Saint-Séverin, petite commune de Charente, n'en peut plus de récolter les poubelles du département voisin. Depuis des mois, des habitants de Dordogne, en résistance contre son nouveau système de taxation des ordures ménagères, multiplient les incivilités en déposant leurs sacs poubelles dans le département limitrophe.
Large, rouge sur fond blanc, la banderole ne peut pas être ignorée par celui qui traverse la commune. "Amis périgourdins vous êtes les bienvenus, mais pas vos poubelles !" Sa cible est clairement identifiée : les habitants du département voisin, la Dordogne.
Cette formule, courtoise, mais sans détours, émane du maire des lieux, Patrick Gallès. Les deux banderoles, posées depuis ce lundi 9 décembre, engagent clairement les automobilistes transfrontaliers à cesser de déposer leurs ordures ménagères dans ses conteneurs à ordures. "Si j'ai choisi cette date-là, ce n'est pas anodin. Le mois de décembre est un mois de production de déchets, il y a les papiers-cadeaux, les déchets alimentaires", explique Patrick Gallès.
C'est que la chose s'est reproduite de manière un peu trop insistante ces derniers temps. Une simple pause-poubelle à l'occasion d'une pause-minute de détente sur la route parce que, comme par hasard, ils avaient justement oublié de déposer leurs ordures en partant de chez eux ce matin-là.
Transfert de poubelles, et de charges
Si l'édile affiche son mécontentement face à ces poubelles supplémentaires, c'est que, au de là du geste incivil, ces dépôts coûtent à la municipalité. "Il n'y a pas que la commune de Saint-Séverin impactée. Dans le sud-Charente, on estime à 4 euros par an et par habitant de plus sur la taxe d'ordures ménagères par rapport à ces apports de déchets de la Dordogne. Ça correspond à peu près à 25 kilos de plus par an et par habitant, soit 15% de plus".
De quoi énerver au-delà de la municipalité. Cette dernière confie en effet que plusieurs "frictions" se sont déjà produites, entre habitants des deux départements. "Ce n'est pas allé très loin, bien heureusement, mais ça crée des tensions, ça peut créer de la suspicion. C'est pour ça qu'il faut réagir avant que ça aille trop loin", alerte le maire.

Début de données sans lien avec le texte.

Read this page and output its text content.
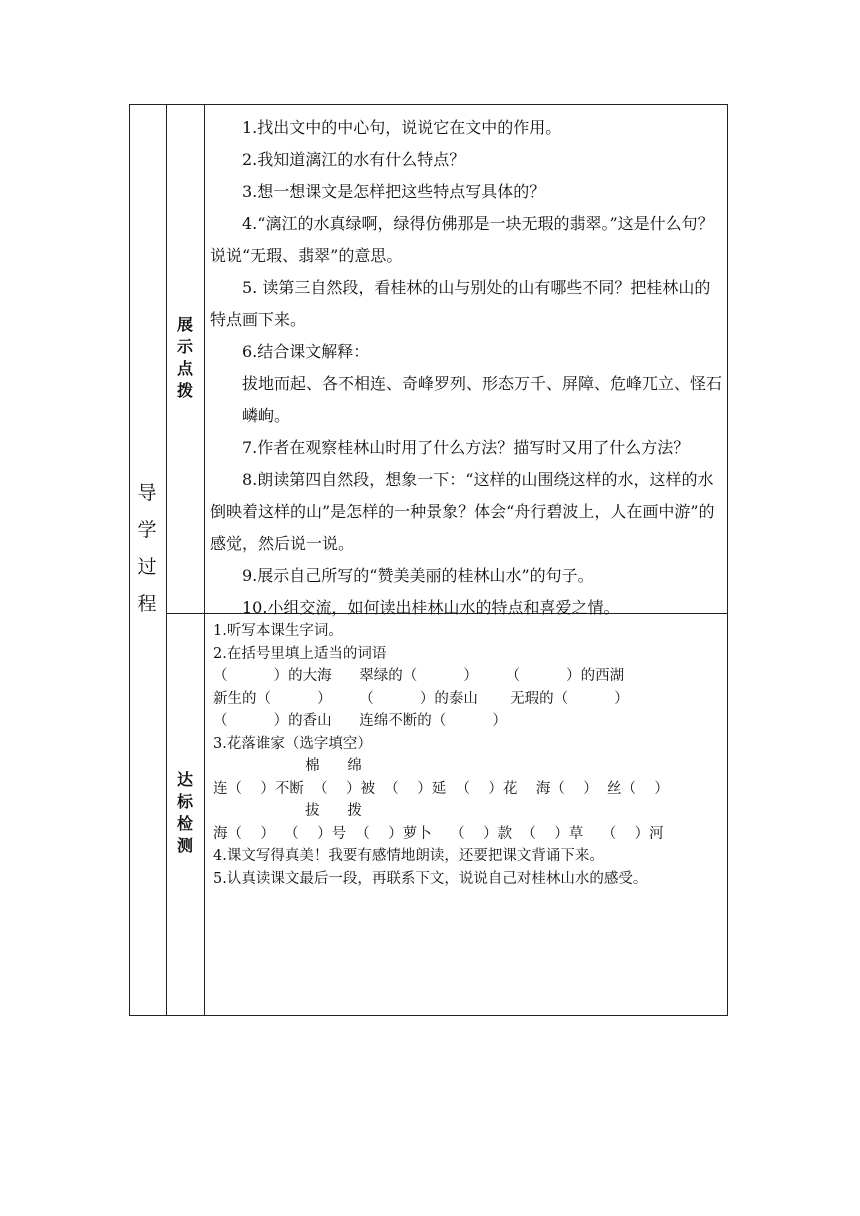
导
学
过
程
展
示
点
拨
达
标
检
测

1.找出文中的中心句，说说它在文中的作用。

2.我知道漓江的水有什么特点？

3.想一想课文是怎样把这些特点写具体的？

4.“漓江的水真绿啊，绿得仿佛那是一块无瑕的翡翠。”这是什么句？说说“无瑕、翡翠”的意思。

5. 读第三自然段，看桂林的山与别处的山有哪些不同？把桂林山的特点画下来。

6.结合课文解释：

拔地而起、各不相连、奇峰罗列、形态万千、屏障、危峰兀立、怪石嶙峋。

7.作者在观察桂林山时用了什么方法？描写时又用了什么方法？

8.朗读第四自然段，想象一下：“这样的山围绕这样的水，这样的水倒映着这样的山”是怎样的一种景象？体会“舟行碧波上，人在画中游”的感觉，然后说一说。

9.展示自己所写的“赞美美丽的桂林山水”的句子。

10.小组交流，如何读出桂林山水的特点和喜爱之情。

1.听写本课生字词。
2.在括号里填上适当的词语
（          ）的大海      翠绿的（          ）      （          ）的西湖
新生的（          ）      （          ）的泰山       无瑕的（          ）
（          ）的香山      连绵不断的（          ）
3.花落谁家（选字填空）
棉      绵
连（    ）不断  （    ）被  （    ）延  （    ）花    海（    ）  丝（    ）
拔      拨
海（    ）  （    ）号  （    ）萝卜    （    ）款  （    ）草    （    ）河
4.课文写得真美！我要有感情地朗读，还要把课文背诵下来。
5.认真读课文最后一段，再联系下文，说说自己对桂林山水的感受。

Je pense qu'ils ont raison, parce que c'est pas juste que tout le monde ne soit pas pareil !
Un riverain
Un manque de civisme compréhensible
Pour preuve, il suffit de déambuler quelques minutes dans les rues de la commune pour croiser un témoin de ces incivilités."Je connais des personnes qui font ça, explique cet habitant d'un village voisin, "S'ils les jettent dans des containers à Saint-Séverin, ça reste dans des containers, ce n'est pas lâché dans la nature. Donc je peux comprendre que, pour économiser, ils fassent ça."
Le système d'avant, il marchait vachement mieux !
Un riverain
Malgré le mécontentement, lui, explique comprendre la démarche et s'offusque, au même titre que les Périgourdins, du système de collecte du département. "Payer plus pour avoir un service en moins... Il n'y a plus de ramassage au porte-à-porte, et ça augmente de 5 % : on est toujours taxé avec moins de service public, donc ce n'est pas normal. Alors c'est vrai que quand on a la possibilité d'avoir des containers où l'on n'a pas ce système de financement, ben oui, je comprends".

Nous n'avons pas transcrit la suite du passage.